Iowa Republicans had a banner day on November 4th, picking up both a U.S. Senate seat and one U.S. House seat, but Mariannette Miller-Meeks' defeat in her third attempt to oust Democrat Dave Loebsack in the 2nd CD means the GOP will not have a monopoly on the state's congressional delegation in the 114th Congress. The loss by Miller-Meeks (following up her defeats in 2008 and 2010) means major party nominees who lost their first two Iowa U.S. House races are now 0 for 10 the third time around in Iowa history. Miller-Meeks joins Democrat William Leffingwell (1858, 1868, 1870), Democrat Anthony Van Wagenen (1894, 1912 (special), 1912), Democrat James Murtagh (1906, 1914, 1916), Democrat Clair Williams (1944, 1946, 1952), Democrat Steven Carter (1948, 1950, 1956), Republican Don Mahon (1966, 1968, 1970), Republican Tom Riley (1968, 1974, 1976), Democrat Eric Tabor (1986, 1988, 1990), and Democrat Bill Gluba (1982, 1988, 2004) on the Hawkeye State's Three Strikes list.

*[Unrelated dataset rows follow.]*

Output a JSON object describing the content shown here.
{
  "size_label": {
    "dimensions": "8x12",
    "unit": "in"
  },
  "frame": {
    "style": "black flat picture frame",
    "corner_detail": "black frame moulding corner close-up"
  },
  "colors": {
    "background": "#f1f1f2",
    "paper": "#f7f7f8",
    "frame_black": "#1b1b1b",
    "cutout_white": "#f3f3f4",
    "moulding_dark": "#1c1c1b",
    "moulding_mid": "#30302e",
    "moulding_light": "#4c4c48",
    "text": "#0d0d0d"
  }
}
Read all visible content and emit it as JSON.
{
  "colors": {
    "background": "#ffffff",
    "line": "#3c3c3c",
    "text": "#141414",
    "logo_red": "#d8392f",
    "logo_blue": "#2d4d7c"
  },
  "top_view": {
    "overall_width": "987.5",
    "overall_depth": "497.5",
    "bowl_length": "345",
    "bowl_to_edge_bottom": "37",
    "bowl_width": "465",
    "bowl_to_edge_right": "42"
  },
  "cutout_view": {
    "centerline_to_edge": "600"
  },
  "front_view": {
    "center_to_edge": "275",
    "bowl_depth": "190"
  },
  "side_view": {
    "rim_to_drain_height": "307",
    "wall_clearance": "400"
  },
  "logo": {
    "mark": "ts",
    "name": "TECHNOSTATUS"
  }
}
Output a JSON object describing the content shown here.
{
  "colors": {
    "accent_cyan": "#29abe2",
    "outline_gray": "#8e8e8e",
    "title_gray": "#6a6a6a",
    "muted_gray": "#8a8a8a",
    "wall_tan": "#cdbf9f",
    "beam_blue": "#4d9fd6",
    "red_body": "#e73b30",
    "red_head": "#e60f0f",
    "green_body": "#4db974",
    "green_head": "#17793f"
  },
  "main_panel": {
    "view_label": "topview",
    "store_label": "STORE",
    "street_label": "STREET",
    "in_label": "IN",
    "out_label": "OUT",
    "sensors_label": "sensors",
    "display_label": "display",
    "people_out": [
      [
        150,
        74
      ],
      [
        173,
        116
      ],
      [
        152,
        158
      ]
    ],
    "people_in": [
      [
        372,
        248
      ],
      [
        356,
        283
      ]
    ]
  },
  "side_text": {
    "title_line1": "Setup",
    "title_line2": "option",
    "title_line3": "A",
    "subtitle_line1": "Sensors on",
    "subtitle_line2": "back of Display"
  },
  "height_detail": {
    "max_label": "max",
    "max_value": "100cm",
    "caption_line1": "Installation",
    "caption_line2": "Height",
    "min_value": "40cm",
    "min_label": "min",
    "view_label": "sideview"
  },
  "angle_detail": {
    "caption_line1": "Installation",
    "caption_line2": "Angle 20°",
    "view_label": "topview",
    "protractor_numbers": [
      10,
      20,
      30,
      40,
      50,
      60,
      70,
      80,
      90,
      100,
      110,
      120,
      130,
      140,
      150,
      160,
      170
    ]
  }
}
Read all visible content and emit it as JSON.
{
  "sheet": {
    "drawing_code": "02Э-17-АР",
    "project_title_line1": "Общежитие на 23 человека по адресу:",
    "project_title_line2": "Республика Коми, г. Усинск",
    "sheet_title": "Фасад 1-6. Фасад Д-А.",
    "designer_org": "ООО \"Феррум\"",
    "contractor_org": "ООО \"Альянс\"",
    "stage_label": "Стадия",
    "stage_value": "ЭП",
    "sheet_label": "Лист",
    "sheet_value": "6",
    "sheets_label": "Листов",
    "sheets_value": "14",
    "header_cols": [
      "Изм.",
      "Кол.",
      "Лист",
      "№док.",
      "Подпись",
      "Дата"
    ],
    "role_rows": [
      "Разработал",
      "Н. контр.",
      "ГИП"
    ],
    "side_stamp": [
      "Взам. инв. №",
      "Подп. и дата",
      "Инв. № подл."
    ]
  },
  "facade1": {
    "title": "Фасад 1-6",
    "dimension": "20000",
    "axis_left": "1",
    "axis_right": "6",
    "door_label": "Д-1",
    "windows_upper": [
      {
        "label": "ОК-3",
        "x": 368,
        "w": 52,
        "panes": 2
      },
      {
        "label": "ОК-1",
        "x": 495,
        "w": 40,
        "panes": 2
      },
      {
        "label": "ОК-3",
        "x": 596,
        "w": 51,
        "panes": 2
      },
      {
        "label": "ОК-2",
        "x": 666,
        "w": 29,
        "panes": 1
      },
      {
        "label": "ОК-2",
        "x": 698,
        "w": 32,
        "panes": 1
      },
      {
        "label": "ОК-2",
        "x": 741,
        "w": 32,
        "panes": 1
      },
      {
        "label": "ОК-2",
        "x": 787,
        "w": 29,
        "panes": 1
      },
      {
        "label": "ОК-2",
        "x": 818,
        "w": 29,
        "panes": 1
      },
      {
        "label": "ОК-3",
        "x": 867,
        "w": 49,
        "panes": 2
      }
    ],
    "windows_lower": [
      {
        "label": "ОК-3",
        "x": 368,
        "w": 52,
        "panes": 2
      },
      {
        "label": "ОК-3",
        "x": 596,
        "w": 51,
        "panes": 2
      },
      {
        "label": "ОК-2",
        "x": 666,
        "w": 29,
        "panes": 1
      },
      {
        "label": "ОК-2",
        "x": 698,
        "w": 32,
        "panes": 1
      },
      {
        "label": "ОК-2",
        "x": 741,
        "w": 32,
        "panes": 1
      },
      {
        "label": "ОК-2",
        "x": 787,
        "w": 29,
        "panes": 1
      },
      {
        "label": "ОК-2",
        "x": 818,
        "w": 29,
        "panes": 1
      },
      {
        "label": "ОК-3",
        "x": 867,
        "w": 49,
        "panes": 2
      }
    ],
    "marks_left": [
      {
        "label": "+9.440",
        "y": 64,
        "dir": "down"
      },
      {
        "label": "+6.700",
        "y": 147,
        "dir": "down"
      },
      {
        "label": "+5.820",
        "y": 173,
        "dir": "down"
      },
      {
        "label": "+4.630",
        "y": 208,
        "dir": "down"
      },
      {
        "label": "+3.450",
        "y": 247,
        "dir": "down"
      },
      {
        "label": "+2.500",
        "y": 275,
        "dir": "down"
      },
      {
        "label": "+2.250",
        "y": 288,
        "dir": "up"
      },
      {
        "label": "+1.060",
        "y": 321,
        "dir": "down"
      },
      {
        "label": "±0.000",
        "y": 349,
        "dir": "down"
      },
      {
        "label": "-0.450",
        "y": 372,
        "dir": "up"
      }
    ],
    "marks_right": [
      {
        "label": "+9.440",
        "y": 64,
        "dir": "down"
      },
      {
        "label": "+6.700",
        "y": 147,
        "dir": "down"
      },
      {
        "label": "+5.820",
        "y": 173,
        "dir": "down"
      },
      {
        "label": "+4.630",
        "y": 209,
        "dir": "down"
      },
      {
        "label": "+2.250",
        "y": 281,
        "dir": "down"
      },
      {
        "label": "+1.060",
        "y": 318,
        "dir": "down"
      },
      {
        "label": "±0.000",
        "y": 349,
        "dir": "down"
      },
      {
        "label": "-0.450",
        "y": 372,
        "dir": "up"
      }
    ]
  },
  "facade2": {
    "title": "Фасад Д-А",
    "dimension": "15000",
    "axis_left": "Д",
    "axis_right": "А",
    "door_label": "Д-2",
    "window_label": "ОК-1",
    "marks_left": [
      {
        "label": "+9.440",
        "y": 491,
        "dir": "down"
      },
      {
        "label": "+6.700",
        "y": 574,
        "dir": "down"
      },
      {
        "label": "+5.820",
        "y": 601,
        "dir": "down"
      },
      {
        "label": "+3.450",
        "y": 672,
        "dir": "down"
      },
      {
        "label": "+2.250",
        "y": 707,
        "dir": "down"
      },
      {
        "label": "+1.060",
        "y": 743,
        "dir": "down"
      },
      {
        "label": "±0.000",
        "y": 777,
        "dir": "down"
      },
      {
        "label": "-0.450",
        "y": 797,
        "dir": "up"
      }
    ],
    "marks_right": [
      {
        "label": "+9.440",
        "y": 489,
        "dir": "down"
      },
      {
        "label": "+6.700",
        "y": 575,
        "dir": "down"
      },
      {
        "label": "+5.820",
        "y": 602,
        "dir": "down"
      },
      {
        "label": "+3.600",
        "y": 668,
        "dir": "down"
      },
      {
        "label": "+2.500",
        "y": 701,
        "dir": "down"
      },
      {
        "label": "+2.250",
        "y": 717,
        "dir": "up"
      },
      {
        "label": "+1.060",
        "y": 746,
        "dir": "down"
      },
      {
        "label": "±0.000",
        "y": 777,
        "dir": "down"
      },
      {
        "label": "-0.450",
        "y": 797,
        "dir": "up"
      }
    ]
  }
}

Larry Pressler Wins the Silver

Larry Pressler may have fallen short in his long-shot, underfunded, and understaffed bid to return to the nation's upper legislative chamber, but he did end up notching the best showing for a non-major party South Dakota U.S. Senate candidate in more than 90 years. Pressler won 17.1 percent of the vote which is the best showing for an independent or third party U.S. Senate candidate in the state since 1920 when non-partisan candidate Tom Ayres won 24.1 percent in a race won by Republican Peter Norbeck. Overall, Pressler's 17.1 percent is good for the second best mark for a non-major party candidate across the 35 U.S. Senate contests in South Dakota history. Independent and third party candidates have appeared on the South Dakota U.S. Senate ballot just 25 times over the last century and only three have reached double digits: Pressler in 2014 and Ayres in 1920 and 1924 (12.1 percent). Pressler's defeat means he won't become the oldest candidate elected to the chamber in South Dakota history nor notch the record for the longest gap in service in the direct election era.